For the past eight years, Samuel Sia, associate professor of biomedical engineering at Columbia University, has been working in Rwanda, where the scourge of sexually transmitted diseases is being passed from pregnant women to unborn children.
"The World Health Organization has identified HIV and syphilis as two of the top-level diseases needed for portable blood tests for pregnant women," Sia said . ".
"We know that early diagnosis and treatment of pregnant women can significantly reduce the adverse effects on mothers and infants.
By increasing the detection of syphilis infection, we can reduce the number of deaths by ten times.
"To achieve this, Sia and his team have developed a miniature version of a standard diagnostic device that works with smartphones.
It plugs into the headphone jack of an iOS or Android phone, just the energy provided by the phone's battery.
As a result, it opens its diagnosis from hospitals, bringing tests to remote areas with limited access to health care and a shortage of funds.
Popular live news: the Tony Award deadly crane collapse trophy hunting documentary "Women's World Cup" dongle has copied a blood test called ELISA covering a variety of applications, including markers for identifying infectious and chronic diseases, hormonal imbalances, and vitamin deficiency.
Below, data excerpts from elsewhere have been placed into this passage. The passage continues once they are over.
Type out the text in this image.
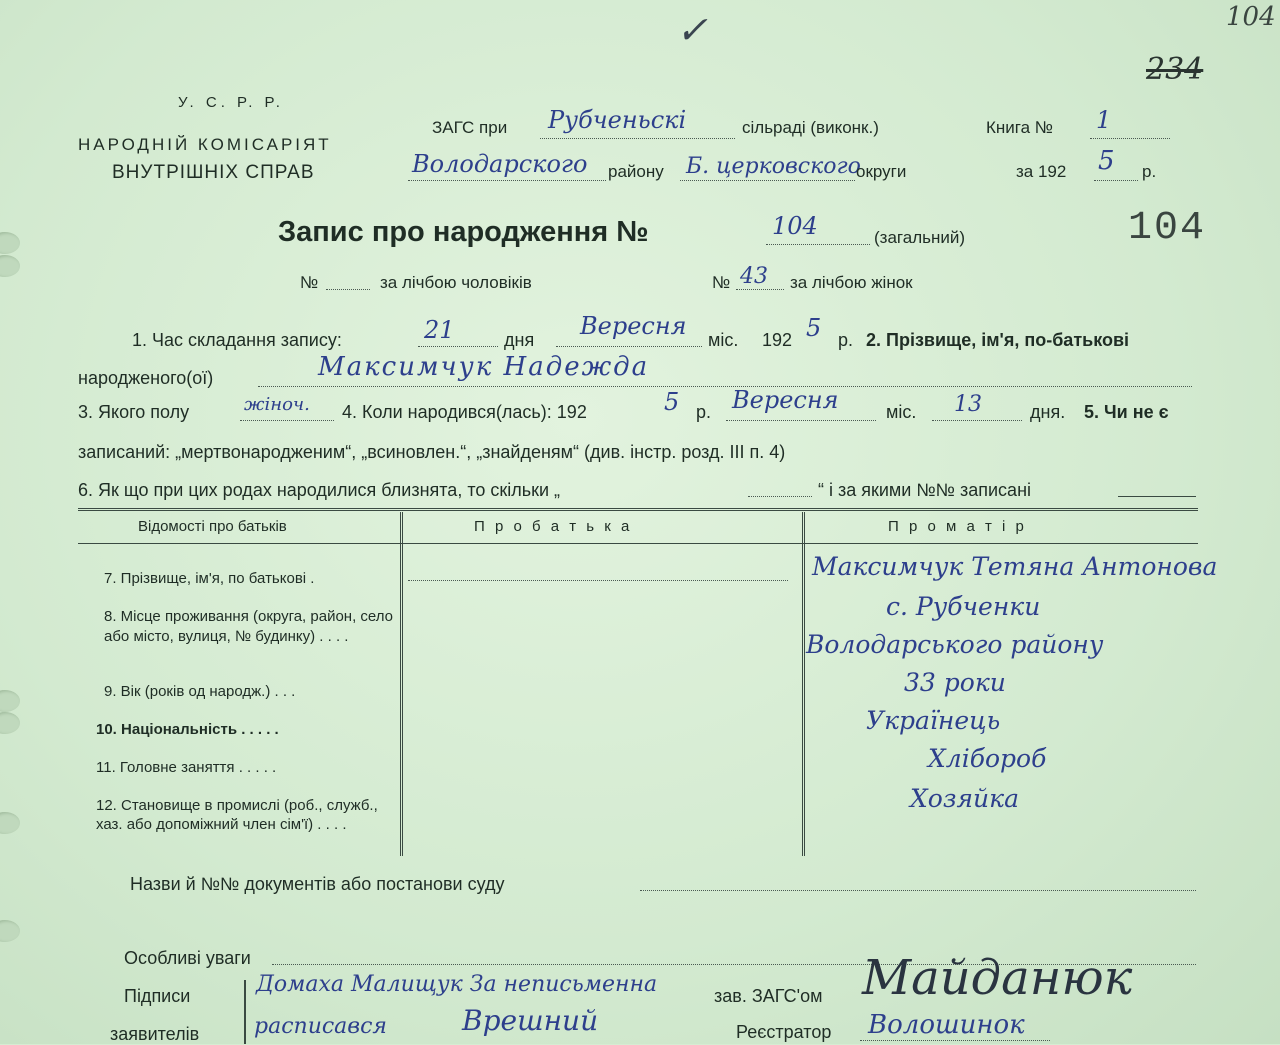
104
234
✓
104
У. С. Р. Р.
НАРОДНІЙ КОМІСАРІЯТ
ВНУТРІШНІХ СПРАВ
ЗАГС при Рубченьскі	сільраді (виконк.)	Книга № 1
Володарского району Б. церковского
округи	за 192 5 р.
Запис про народження №	104	(загальний)
№	за лічбою чоловіків	№ 43 за лічбою жінок
1. Час складання запису:	21	дня Вересня міс. 192 5 р. 2. Прізвище, ім'я, по-батькові
народженого(ої)	Максимчук Надежда
3. Якого полу	жіноч. 4. Коли народився(лась): 192	5 р. Вересня	міс. 13	дня. 5. Чи не є
записаний: „мертвонародженим“, „всиновлен.“, „знайденям“ (див. інстр. розд. III п. 4)
6. Як що при цих родах народилися близнята, то скільки „	“ і за якими №№ записані
Відомості про батьків	П р о б а т ь к а	П р о м а т і р
7. Прізвище, ім'я, по батькові .	Максимчук Тетяна Антонова
8. Місце проживання (округа, район, село або місто, вулиця, № будинку) . . . .
с. Рубченки
Володарського району
9. Вік (років од народж.) . . .	33 роки
10. Національність . . . . .	Українець
11. Головне заняття . . . . .	Хлібороб
12. Становище в промислі (роб., служб., хаз. або допоміжний член сім'ї) . . . .
Хозяйка
Назви й №№ документів або постанови суду
Особливі уваги
Підписи
заявителів
Домаха Малищук За неписьменна
расписався	Врешний
зав. ЗАГС'ом Майданюк
Реєстратор Волошинок
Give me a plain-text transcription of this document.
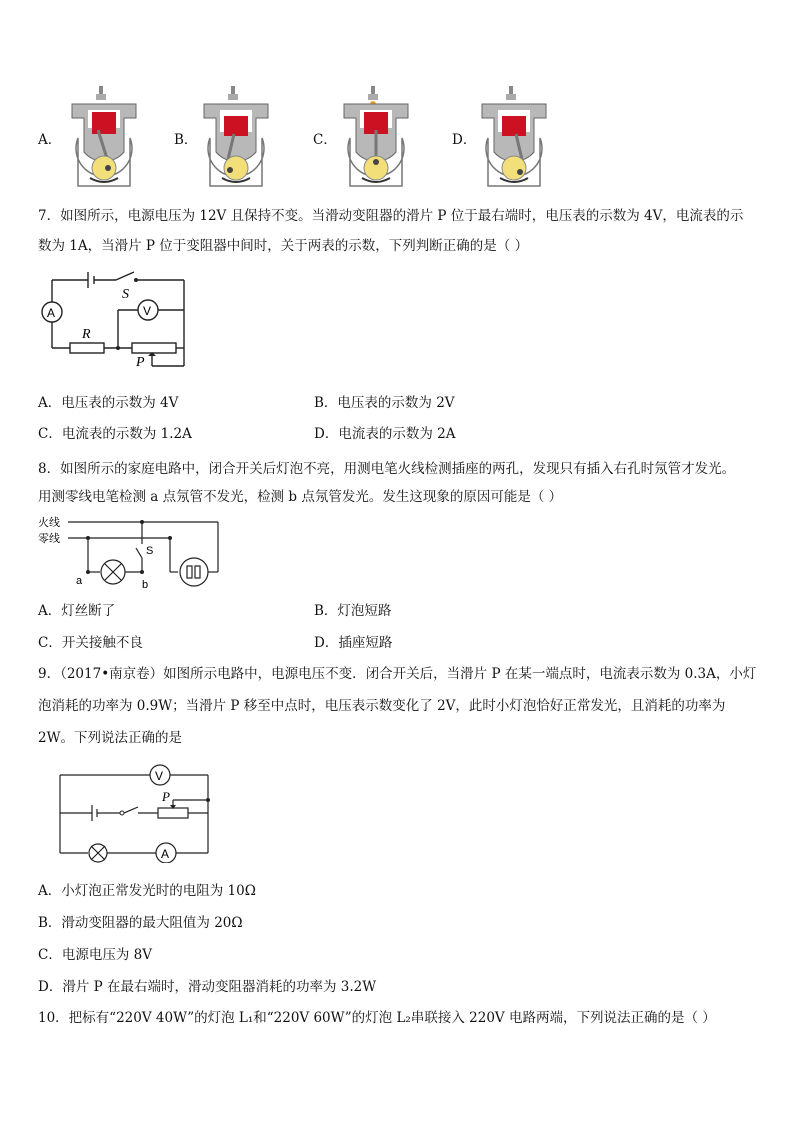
A．	B．	C．	D．
7．如图所示，电源电压为 12V 且保持不变。当滑动变阻器的滑片 P 位于最右端时，电压表的示数为 4V，电流表的示
数为 1A，当滑片 P 位于变阻器中间时，关于两表的示数，下列判断正确的是（ ）
S
A	V
R
P
A．电压表的示数为 4V	B．电压表的示数为 2V
C．电流表的示数为 1.2A	D．电流表的示数为 2A
8．如图所示的家庭电路中，闭合开关后灯泡不亮，用测电笔火线检测插座的两孔，发现只有插入右孔时氖管才发光。
用测零线电笔检测 a 点氖管不发光，检测 b 点氖管发光。发生这现象的原因可能是（ ）
火线
零线
a	b
S
A．灯丝断了	B．灯泡短路
C．开关接触不良	D．插座短路
9．（2017•南京卷）如图所示电路中，电源电压不变．闭合开关后，当滑片 P 在某一端点时，电流表示数为 0.3A，小灯
泡消耗的功率为 0.9W；当滑片 P 移至中点时，电压表示数变化了 2V，此时小灯泡恰好正常发光，且消耗的功率为
2W。下列说法正确的是
V
A
P
A．小灯泡正常发光时的电阻为 10Ω
B．滑动变阻器的最大阻值为 20Ω
C．电源电压为 8V
D．滑片 P 在最右端时，滑动变阻器消耗的功率为 3.2W
10．把标有“220V 40W”的灯泡 L₁和“220V 60W”的灯泡 L₂串联接入 220V 电路两端，下列说法正确的是（ ）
Using it is similar to the way people with diabetes test their blood sugar: needles, a drop of blood and near-instant feedback. (
The video below shows the whole process. )
After prompting the user through the instructions on the touch screen of the mobile phone, the Colombian device can return the results within 15 minutes.
In a pilot study in Rwanda, health care workers successfully tested 96 HIV and syphilis patients using the device after 30 minutes of training.
Much cheaper than traditional equipment.
Sia estimates that the manufacturing cost of the device is approximately $34 compared to the $18,450 price tag for the ELISA machine.
This is good for both developing countries and the first world.
"We are interested in both global health apps and domestic consumer health apps," Sia told CBS News . ".
"By conducting routine tests from hospitals, pharmacies and people's homes, there is great potential to reduce medical costs.